Last week, PartyGaming announced its gross poker revenues generated through PartyPoker have slightly recovered after the company decided to stop taking customers from America, but they're still a long way from the dollars generated before Congress passed the Unlawful Internet Gambling Enforcement Act in September.

On Oct. 20, PartyGaming announced that its net daily revenues generated by poker during the third fiscal quarter averaged $2.7 million a day. But after PartyGaming stopped accepting real-money customers from the U.S., poker revenues dropped to approximately $640,000 a day.

Last week, the company announced that its gross daily poker revenues are now averaging $721,000 per day.

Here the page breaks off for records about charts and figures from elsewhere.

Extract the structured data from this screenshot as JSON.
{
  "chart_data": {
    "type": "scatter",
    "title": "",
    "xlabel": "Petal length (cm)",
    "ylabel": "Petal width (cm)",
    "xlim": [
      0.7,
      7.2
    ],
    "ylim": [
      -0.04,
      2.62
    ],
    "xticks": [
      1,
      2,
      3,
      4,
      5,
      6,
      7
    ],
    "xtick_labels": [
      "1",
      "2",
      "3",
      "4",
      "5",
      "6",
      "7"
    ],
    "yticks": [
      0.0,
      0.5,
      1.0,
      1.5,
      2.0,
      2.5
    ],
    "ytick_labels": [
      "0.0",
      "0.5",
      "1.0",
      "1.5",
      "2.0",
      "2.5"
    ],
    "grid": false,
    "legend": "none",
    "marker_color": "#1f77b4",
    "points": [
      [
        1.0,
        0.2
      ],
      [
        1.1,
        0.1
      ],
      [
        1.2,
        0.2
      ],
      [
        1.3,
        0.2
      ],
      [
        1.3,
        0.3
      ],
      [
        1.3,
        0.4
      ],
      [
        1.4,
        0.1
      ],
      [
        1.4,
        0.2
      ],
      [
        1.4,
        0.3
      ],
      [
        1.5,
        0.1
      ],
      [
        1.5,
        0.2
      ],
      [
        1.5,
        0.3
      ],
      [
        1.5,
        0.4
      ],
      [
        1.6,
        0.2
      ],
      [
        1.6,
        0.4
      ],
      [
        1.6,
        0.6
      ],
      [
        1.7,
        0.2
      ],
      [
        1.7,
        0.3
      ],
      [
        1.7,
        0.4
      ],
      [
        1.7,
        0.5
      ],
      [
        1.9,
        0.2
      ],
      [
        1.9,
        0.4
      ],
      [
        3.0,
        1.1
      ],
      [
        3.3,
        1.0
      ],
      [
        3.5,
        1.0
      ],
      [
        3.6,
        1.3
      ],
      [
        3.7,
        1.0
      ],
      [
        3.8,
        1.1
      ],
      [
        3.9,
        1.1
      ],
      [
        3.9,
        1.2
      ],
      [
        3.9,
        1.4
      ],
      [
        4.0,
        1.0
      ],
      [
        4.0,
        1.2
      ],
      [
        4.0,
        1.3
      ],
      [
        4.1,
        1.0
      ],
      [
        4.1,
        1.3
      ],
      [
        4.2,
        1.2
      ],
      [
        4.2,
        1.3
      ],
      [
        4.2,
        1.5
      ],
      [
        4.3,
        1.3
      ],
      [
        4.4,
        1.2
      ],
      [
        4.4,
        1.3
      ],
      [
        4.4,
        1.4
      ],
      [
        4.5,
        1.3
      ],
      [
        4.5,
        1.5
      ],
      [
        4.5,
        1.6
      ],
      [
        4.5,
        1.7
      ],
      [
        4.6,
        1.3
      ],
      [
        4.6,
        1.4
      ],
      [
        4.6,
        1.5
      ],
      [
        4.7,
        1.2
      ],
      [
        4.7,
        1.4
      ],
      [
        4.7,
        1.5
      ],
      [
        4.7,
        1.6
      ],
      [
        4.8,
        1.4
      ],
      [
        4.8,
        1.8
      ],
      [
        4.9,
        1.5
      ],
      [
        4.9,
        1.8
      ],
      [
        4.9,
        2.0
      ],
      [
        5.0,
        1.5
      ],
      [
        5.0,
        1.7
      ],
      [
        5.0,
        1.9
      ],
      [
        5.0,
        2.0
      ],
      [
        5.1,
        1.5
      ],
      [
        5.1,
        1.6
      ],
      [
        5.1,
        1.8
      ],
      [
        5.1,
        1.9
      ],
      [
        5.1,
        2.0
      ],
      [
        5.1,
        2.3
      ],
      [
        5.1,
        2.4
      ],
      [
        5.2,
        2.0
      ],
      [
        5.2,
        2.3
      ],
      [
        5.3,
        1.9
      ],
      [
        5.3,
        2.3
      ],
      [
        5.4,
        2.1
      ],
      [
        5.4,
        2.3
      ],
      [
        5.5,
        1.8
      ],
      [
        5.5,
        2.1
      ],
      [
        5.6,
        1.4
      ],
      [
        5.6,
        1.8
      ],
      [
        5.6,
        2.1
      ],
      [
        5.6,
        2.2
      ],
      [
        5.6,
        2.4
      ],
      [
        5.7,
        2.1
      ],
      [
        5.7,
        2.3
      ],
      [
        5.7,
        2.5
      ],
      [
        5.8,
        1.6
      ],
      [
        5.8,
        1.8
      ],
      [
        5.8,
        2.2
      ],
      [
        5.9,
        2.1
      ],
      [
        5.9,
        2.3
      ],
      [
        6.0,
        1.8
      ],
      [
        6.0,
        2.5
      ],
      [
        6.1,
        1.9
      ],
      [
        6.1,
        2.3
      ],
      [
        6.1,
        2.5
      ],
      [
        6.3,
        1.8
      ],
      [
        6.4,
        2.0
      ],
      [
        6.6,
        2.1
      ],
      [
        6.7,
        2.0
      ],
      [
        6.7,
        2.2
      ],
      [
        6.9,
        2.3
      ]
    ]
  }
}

PartyGaming's problems came soon after the Senate sent the UIGE Act to the president on the last Friday in September. By that next Monday, all of the publicly traded online gambling sites, including PartyGaming, lost a very large portion of their value and were forced to decided whether to stay in the U.S.

PartyGaming was the first company to say it would not stay in the U.S., and all the sites publicly traded on the London Stock Exchange followed. The sites lost about $4 billion in value those first few days.

Because of the UIGE Act, the company was forced to undergo an extensive realignment, which is just about complete. Eventually, 945 jobs at PartyGaming were made redundant and eliminated. This represented about 41 percent of the workforce prior to the UIGE Act.

PartyGaming also introduced a new acronym to the world in its release: EMEA. EMEA represents PartyGaming's future as its most important market. The folks living in EMEA (Europe, Middle East, and Africa), represent about 80 percent of the recent total new player sign-ups, and 67 percent of its total gross daily revenue across all of PartyGaming products. The new products include poker, bingo, backgammon, sports betting, and casino games, and the company is expanding into other languages, as well.